To give another example, there is a form of dementia that destroys anterior (front) areas of the brain; patients with the disorder lose the ability to speak. However, it also results in posterior (back) areas of the brain being able to function with even greater strength in compensation, sometimes causing a torrent of creativity in art or music. Since the human brain is more like an ecosystem than a machine, it is particularly appropriate that we use the concept of neurodiversity, rather than a disease-based approach or a mechanistic model, to talk about individual differences in the brain.
– 2 – Human beings and human brains exist along continuums of competence
I used to drive from my home near the California coast to Yosemite National Park, 270 miles inland, to engage in weekend hiking and camping. As I traveled along, I’d see the watery coastal regions give way to the green fields of the agriculturally rich Central Valley, which would then transform themselves into the brown foothills of the Gold County. The hills, in turn, would slowly get higher and higher until I found myself winding along towering cliffs toward the magnificent Yosemite Valley itself.
What struck me on this journey was how imperceptible the changes from one region to the next could be. The green fields did not stop cold to be replaced by the brown foothills. The foothills didn’t abruptly become mountains. It all happened gradually along a continuum.
In the same way, the differences between human beings with respect to a particular quality—say, sociability—exist along a continuum. On one end of the continuum are human beings who exist in a state of virtually total social isolation. These are the most severely autistic individuals among us.
But the spectrum of autism disorders includes people with greater levels of sociability, such as those, for example, with Asperger syndrome. If we were to follow this continuum further, we might see eccentric individuals with “shadow syndromes” who do not qualify for a diagnosis of autism spectrum disorder, but nevertheless seclude themselves from their community. Some of these individuals might be diagnosed with avoidant personality disorder.
Moving further along the continuum, we might find people who can relate well to others, but are highly introverted by temperament and prefer to be alone. Gradually, we might see increasing levels of sociability, until we ultimately came to the highly sociable person (and beyond that, the overly sociable person). The point here is that people with disabilities do not exist as “islands of incompetence” totally separated from “normal” human beings. Rather they exist along continuums of competence, with “normal” behavior simply a stop along the way.
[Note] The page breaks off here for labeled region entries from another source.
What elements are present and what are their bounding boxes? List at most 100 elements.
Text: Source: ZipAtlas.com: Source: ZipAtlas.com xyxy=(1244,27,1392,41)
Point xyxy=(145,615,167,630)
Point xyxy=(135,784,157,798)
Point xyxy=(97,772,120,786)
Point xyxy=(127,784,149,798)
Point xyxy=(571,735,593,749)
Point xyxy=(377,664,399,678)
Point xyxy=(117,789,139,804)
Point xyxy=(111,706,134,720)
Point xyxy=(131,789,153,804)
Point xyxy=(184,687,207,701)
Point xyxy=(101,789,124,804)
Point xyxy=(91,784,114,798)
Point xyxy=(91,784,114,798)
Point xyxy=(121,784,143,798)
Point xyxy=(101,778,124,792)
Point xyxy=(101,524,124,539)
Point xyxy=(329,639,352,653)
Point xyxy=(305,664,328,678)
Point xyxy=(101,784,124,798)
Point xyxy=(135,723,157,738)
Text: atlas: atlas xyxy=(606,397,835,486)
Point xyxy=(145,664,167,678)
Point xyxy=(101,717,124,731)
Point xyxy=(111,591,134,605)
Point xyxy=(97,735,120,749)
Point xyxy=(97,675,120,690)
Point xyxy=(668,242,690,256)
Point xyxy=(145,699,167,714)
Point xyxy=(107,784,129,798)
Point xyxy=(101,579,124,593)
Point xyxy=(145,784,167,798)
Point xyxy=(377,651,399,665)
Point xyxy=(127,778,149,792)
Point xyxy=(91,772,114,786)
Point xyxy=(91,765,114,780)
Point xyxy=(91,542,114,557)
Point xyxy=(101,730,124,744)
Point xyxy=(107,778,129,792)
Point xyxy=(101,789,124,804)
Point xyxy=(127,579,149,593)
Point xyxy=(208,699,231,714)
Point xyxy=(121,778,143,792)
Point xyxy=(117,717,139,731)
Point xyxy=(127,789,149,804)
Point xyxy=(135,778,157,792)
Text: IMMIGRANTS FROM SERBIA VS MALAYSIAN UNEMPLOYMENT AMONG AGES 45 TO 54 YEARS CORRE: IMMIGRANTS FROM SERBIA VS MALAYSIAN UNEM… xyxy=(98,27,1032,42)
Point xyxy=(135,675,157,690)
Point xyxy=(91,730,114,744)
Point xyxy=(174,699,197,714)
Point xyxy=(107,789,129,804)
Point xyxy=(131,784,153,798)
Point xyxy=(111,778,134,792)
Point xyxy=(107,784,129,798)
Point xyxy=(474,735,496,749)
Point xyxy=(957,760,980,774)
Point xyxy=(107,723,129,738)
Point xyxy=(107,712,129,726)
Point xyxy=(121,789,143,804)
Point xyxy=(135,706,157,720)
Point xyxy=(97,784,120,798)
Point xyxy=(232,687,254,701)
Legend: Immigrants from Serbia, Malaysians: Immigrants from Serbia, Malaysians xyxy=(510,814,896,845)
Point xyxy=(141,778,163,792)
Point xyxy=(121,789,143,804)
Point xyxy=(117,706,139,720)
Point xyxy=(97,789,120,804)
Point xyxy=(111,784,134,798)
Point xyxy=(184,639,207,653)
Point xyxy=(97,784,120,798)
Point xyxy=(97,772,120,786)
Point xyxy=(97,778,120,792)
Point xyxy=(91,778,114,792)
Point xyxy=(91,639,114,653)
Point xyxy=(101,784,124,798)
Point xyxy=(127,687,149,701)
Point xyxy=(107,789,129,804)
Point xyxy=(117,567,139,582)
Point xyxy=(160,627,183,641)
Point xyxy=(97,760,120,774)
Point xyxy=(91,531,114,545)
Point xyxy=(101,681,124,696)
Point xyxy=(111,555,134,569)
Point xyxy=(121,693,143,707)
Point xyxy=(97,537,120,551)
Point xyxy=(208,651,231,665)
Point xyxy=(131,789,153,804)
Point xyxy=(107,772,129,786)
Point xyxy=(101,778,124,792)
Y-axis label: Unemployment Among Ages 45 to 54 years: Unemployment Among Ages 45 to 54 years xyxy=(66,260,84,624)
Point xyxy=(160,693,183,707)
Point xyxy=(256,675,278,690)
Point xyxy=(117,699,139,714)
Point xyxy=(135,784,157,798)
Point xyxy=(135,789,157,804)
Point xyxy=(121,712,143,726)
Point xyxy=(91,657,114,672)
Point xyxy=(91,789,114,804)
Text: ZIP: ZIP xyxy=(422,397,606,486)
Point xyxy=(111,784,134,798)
This is an important principle because it helps de-stigmatize individuals with neurologically based mental disorders. There is a tendency among human beings to take people with diagnostic labels and put them as far away from us as possible. A lot of the suffering that individuals with mental disorders go through results from this kind of prejudice. Knowing we’re all connected to each other, just like ecosystems are, means we need to have far greater tolerance for those whose neurological systems are organized differently than our own.